Aug 19, 2006 01:05
It's already 1:05 in the morning. I have the weirdest sleeping pattern.
Today was an aukward day. I woke up. Took a shower. Cleaned. Went to a party. Came home.
It was more generic than weird, really. But.. I've just been thinking.
Have you ever thought of how people are sometimes much happier not knowing, than knowing? I have to admit (and hate to), that sometimes after hearing something... especially something I have no control over to change, I find myself wondering if I would have been better off knowing. It's strange, but a human phenomenon. We CRAVE the receipt of the information, but no sooner we hear it, we wish we hadn't. It's crazy, but true. We humans are never sure of what we want in life, yet-- even once we've got it, we aren't even sure it's what we wanted in the first place. Ironic, isnt it?
But with this whole.. "Ignorance is Bliss" shit, it brings up another conflict...
How would you rather live life?
Finding happiness in a blind lie?
or...
Finding the truth and buring in it's honesty?
I mean, I keep hoping I'll wake up one day and suddenly know it all.. know some 'cosmic truth' that will help me with this concept of life that everyone else was born with, but I have to learn. Life is just like solving a puzzle.. I keep hoping something will let me know the next peice.

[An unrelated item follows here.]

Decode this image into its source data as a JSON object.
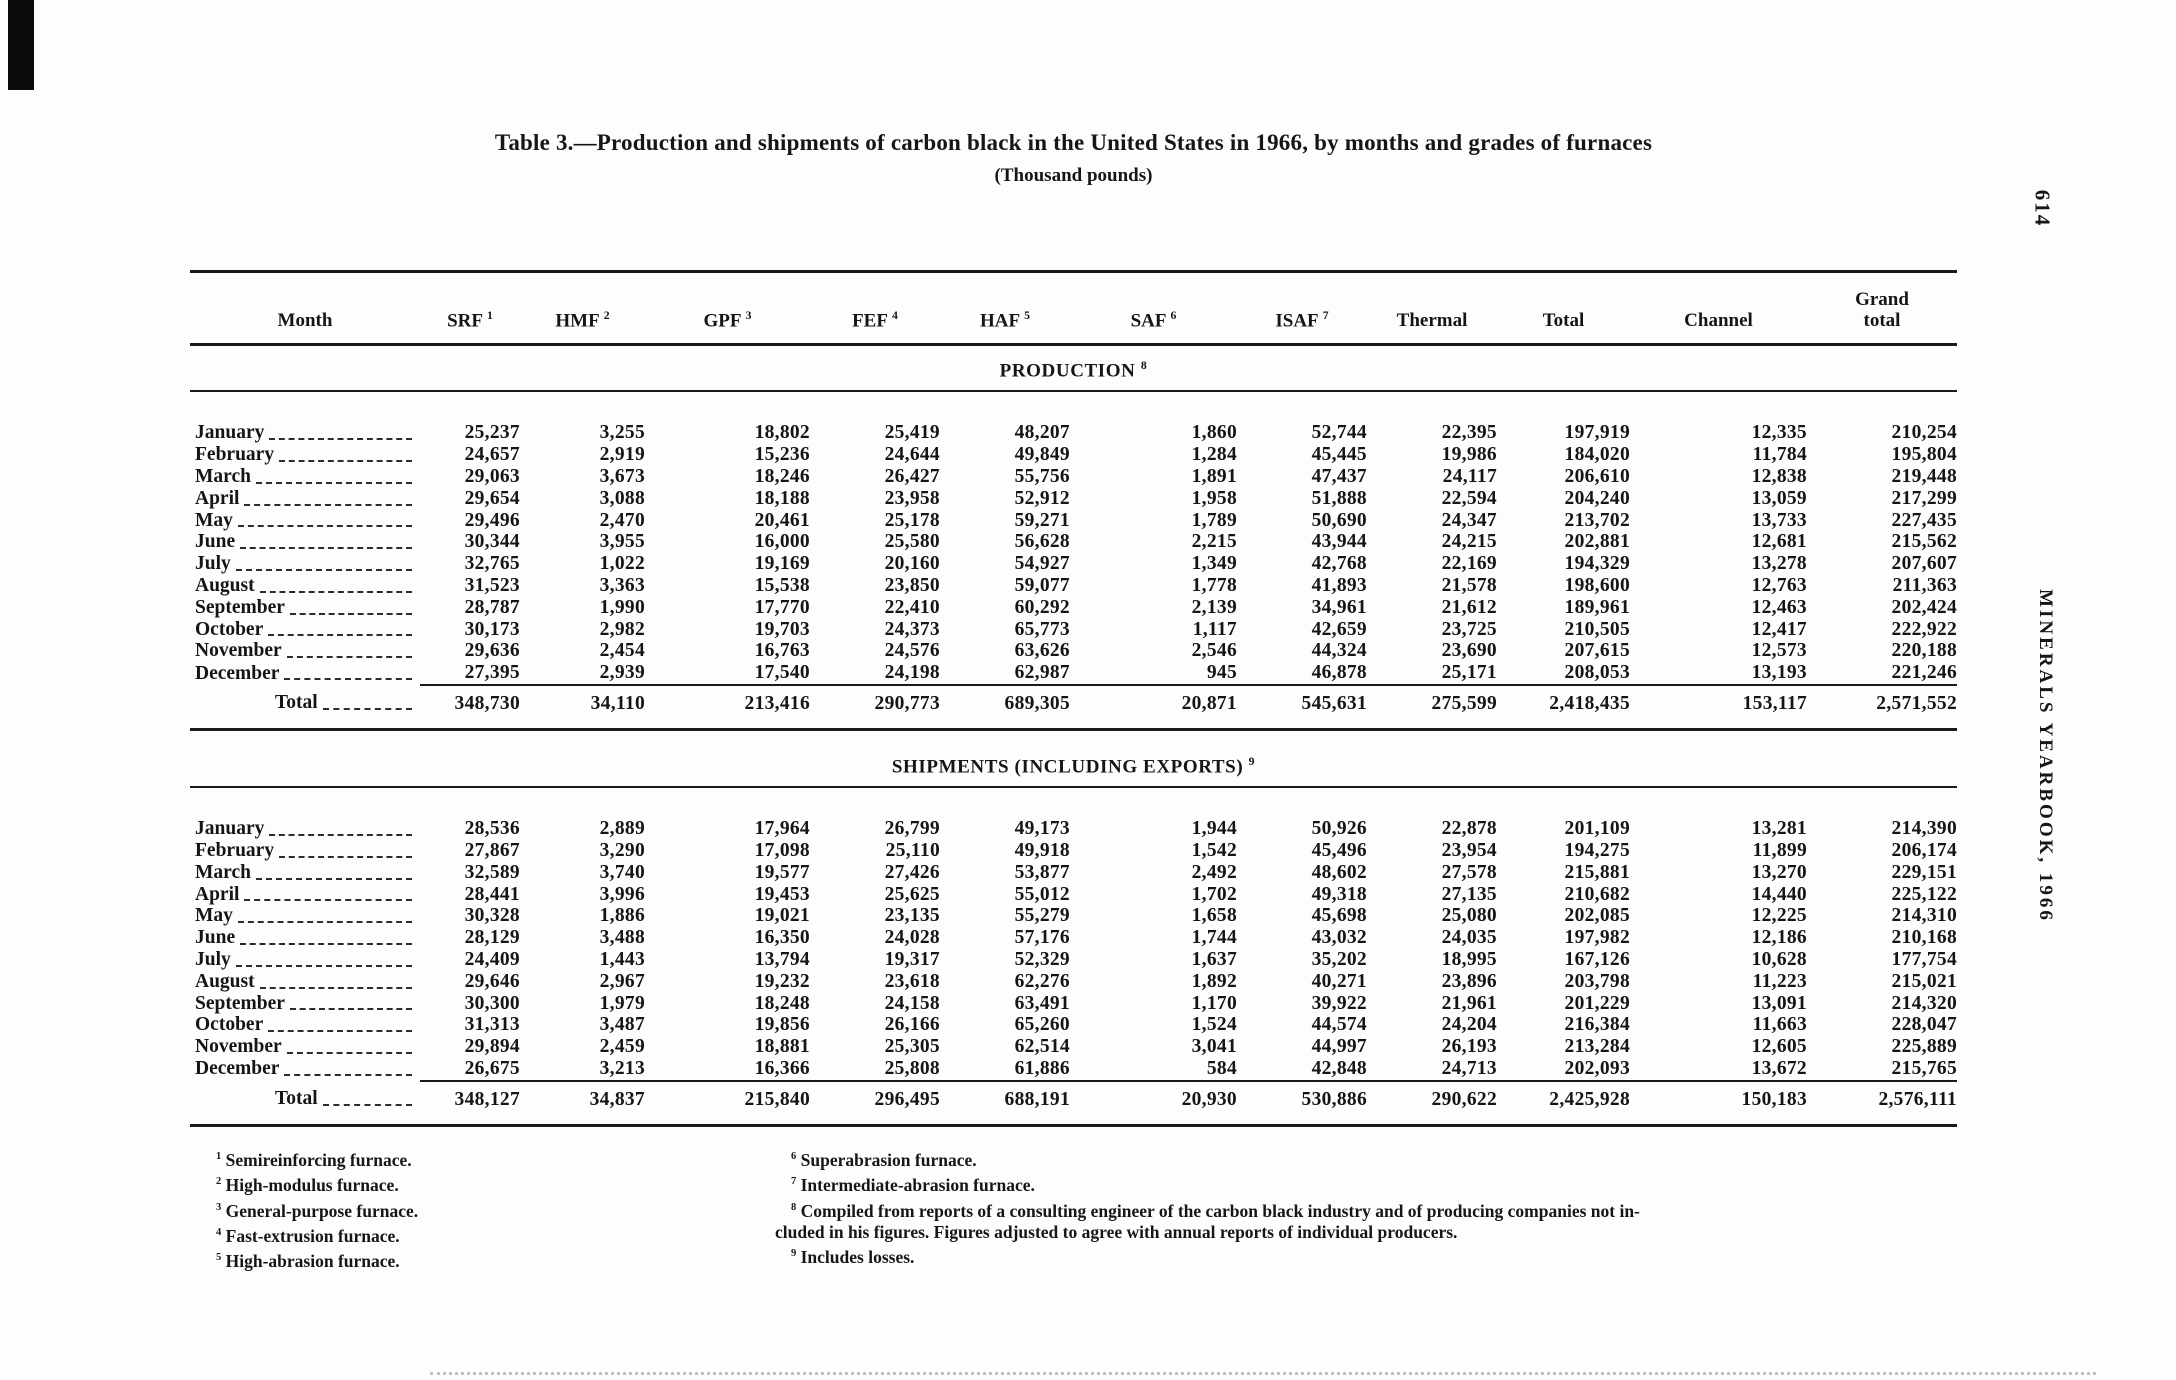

And even then, what if there is no truth? Nothing to believe in? What if we are all just put here, and when our internal clock runs out, that's it. Game over. No promises of an afterlife complete with the golden gates and the feeling of being content. No home to go to. Just nothing. When you die that's it. Will it really matter what you did when you were here? Does it matter if you were good or bad? If people hated or liked you? Or.. even if you did well, and made something of yourself?
I have this constant feel of nostalgia. There is no concept of home for me, I just can't place my shit anywhere and call it safe, sustained. I need that place, and I suppose I'll keep on searching until I find it.
I've already passed the point in life when I realize that I don't know everything, and that's the way it's supposed to be. Measuring intellect is like.. determining how much the dollar is worth. It's up to someone else, and it's not definate. Times change, and people move on.
It just scares the living hell out of me.